Co-occurrence analysis and knowledge graphs for suicide risk prediction

R/Medicine 2025
Software Development
Healthcare
Explore how R packages nlpembeds and kgraph revolutionize mental health diagnostics with NLP.
Author

R Consortium

Published

June 10, 2025

1 Unraveling the Complexities of Mental Health Diagnosis with R: nlpembeds and kgraph

In the ever-evolving landscape of mental health research, the integration of technology and data analytics has opened new horizons for understanding and diagnosing complex mental health disorders.
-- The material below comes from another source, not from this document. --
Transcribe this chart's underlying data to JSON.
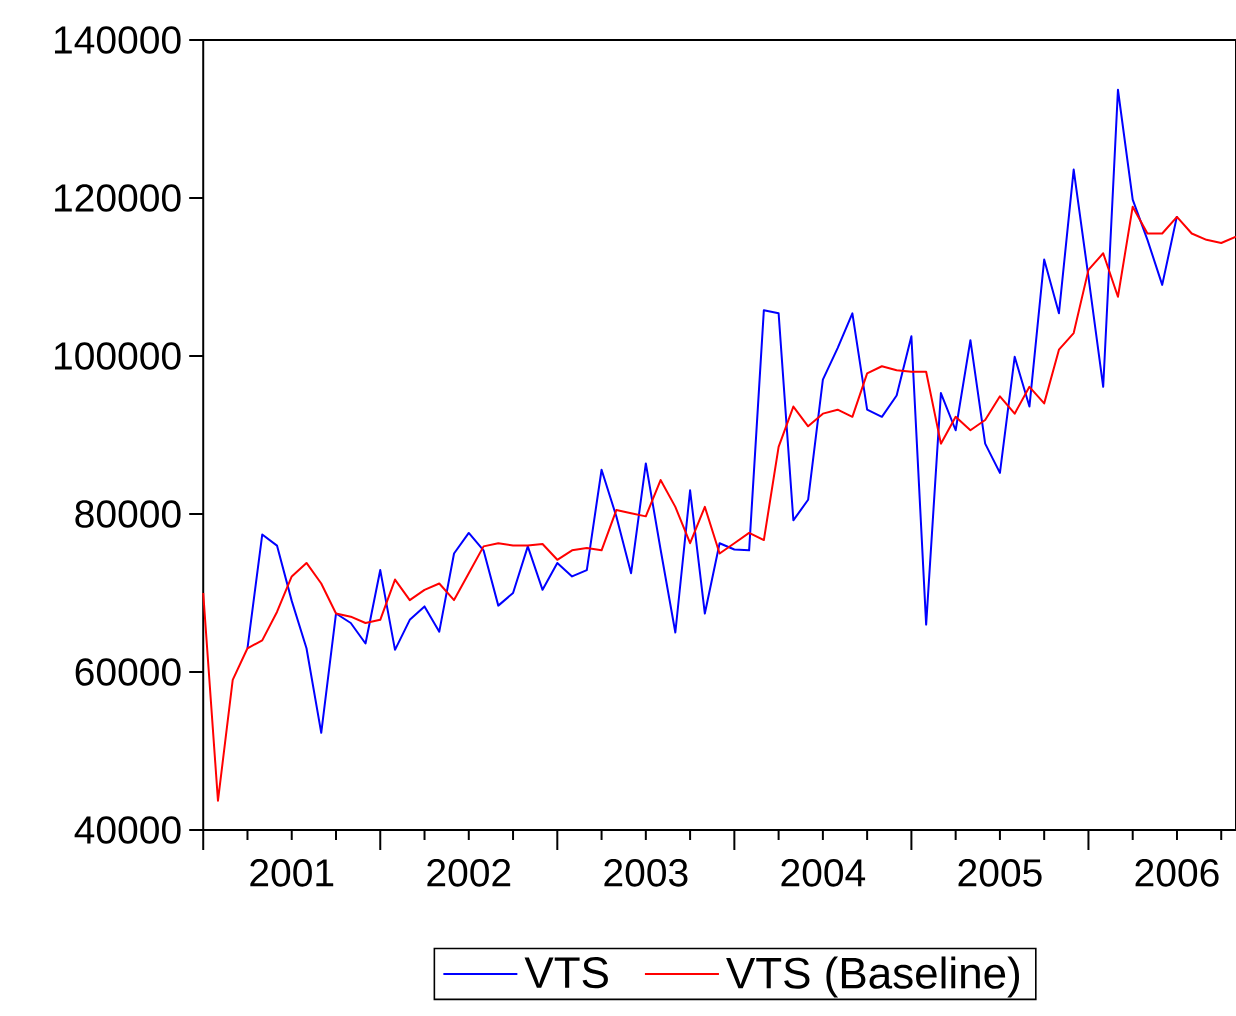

At the forefront of this intersection is Thomas Charlon from Harvard Medical School, whose recent presentation at R/Medicine 2025 highlighted groundbreaking tools designed to tackle the intricacies of mental health diagnosis. These tools, encapsulated in the open-source R packages nlpembeds and kgraph, provide a novel approach to processing and analyzing electronic health records (EHR), especially unstructured text data such as clinician notes.

1.1 The Challenge of Mental Health Diagnosis

Mental health disorders are notoriously complex, characterized by overlapping symptoms and subtle variations that can be difficult to discern through traditional diagnostic methods. Current diagnostic frameworks often fail to capture the full spectrum and gradients of these disorders, leading to underdiagnoses or misdiagnoses. This is where Natural Language Processing (NLP) comes into play, offering new opportunities to enhance diagnostic accuracy by leveraging the rich, unstructured data found in clinician notes.

1.2 The Role of CELEHS and the CSRP Project

Charlon’s work is anchored in the CELEHS laboratory at Harvard, which is part of the Center for Suicide Research and Prevention (CSRP) project led by Massachusetts General Hospital. This initiative aims to develop tools that help clinicians assess suicide risk more accurately. A significant challenge addressed by the project is the limitations of the International Classification of Diseases (ICD) in identifying suicide attempts, which often results in underestimations of their prevalence.

1.3 Two-Pronged Approach: Survival Models and NLP Techniques

The CELEHS team’s contribution to the CSRP project is twofold. First, they focus on developing robust survival models on codified data that can be transferred between institutions like MGH and Cambridge Health Alliance. Second, they leverage advanced NLP techniques, including name-entity recognition, co-occurrence analysis, and knowledge graphs, to extract deeper insights from clinician notes.

Charlon’s presentation underscored the analysis of cohorts comprising approximately 5,000 teenage patients admitted to psychiatric departments. This analysis is pivotal in understanding the nuances of mental health disorders among adolescents, a demographic that is particularly vulnerable to mental health challenges.

1.4 Introducing nlpembeds and kgraph

The tools developed by Charlon and his team, nlpembeds and kgraph, are both available on CRAN, the comprehensive R archive network. These packages were introduced in Charlon’s previous talk at R/Medicine 2024, where he discussed “Word embeddings in mental health.” The methods underlying these packages enable the efficient analysis of large volumes of EHR data, both codified and unstructured.

1.4.1 nlpembeds: Harnessing the Power of NLP

The nlpembeds package focuses on transforming unstructured text data into structured insights. By utilizing techniques like word embeddings, which are akin to the Word2Vec algorithm, the package allows researchers to analyze the relationships between different medical concepts as documented in clinician notes. This transformation helps in identifying patterns and correlations that might not be evident in codified data alone.

1.4.2 kgraph: Visualizing Complex Data Relationships

Complementing nlpembeds, the kgraph package offers powerful visualization capabilities for the data relationships uncovered through NLP analysis. By constructing knowledge graphs, researchers can visually explore the connections between various medical concepts, enhancing their ability to interpret complex data sets. This is particularly useful in mental health research, where understanding the interplay between different symptoms and diagnoses is crucial.

1.5 Real-World Applications and Insights

Charlon shared compelling examples of how these tools can be applied in real-world settings. One notable case involved the interpretation of acetaminophen’s role in predicting suicide attempts. Initially perceived as a spurious correlation, further analysis using NLP techniques revealed its association with overdose and intoxication in clinician notes, suggesting a genuine predictive value.

Such insights underscore the importance of considering both codified and unstructured data in mental health research. By integrating these two data types, the tools developed by Charlon and his team provide a more comprehensive view of patient health, enabling more accurate risk assessments and ultimately, better patient outcomes.

1.6 Conclusion

Thomas Charlon’s work demonstrates the power of R and open-source tools in unraveling the complexities of mental health diagnosis. The nlpembeds and kgraph packages are not only a testament to the potential of NLP in healthcare but also a call to the R community to continue pushing the boundaries of what is possible with data analytics.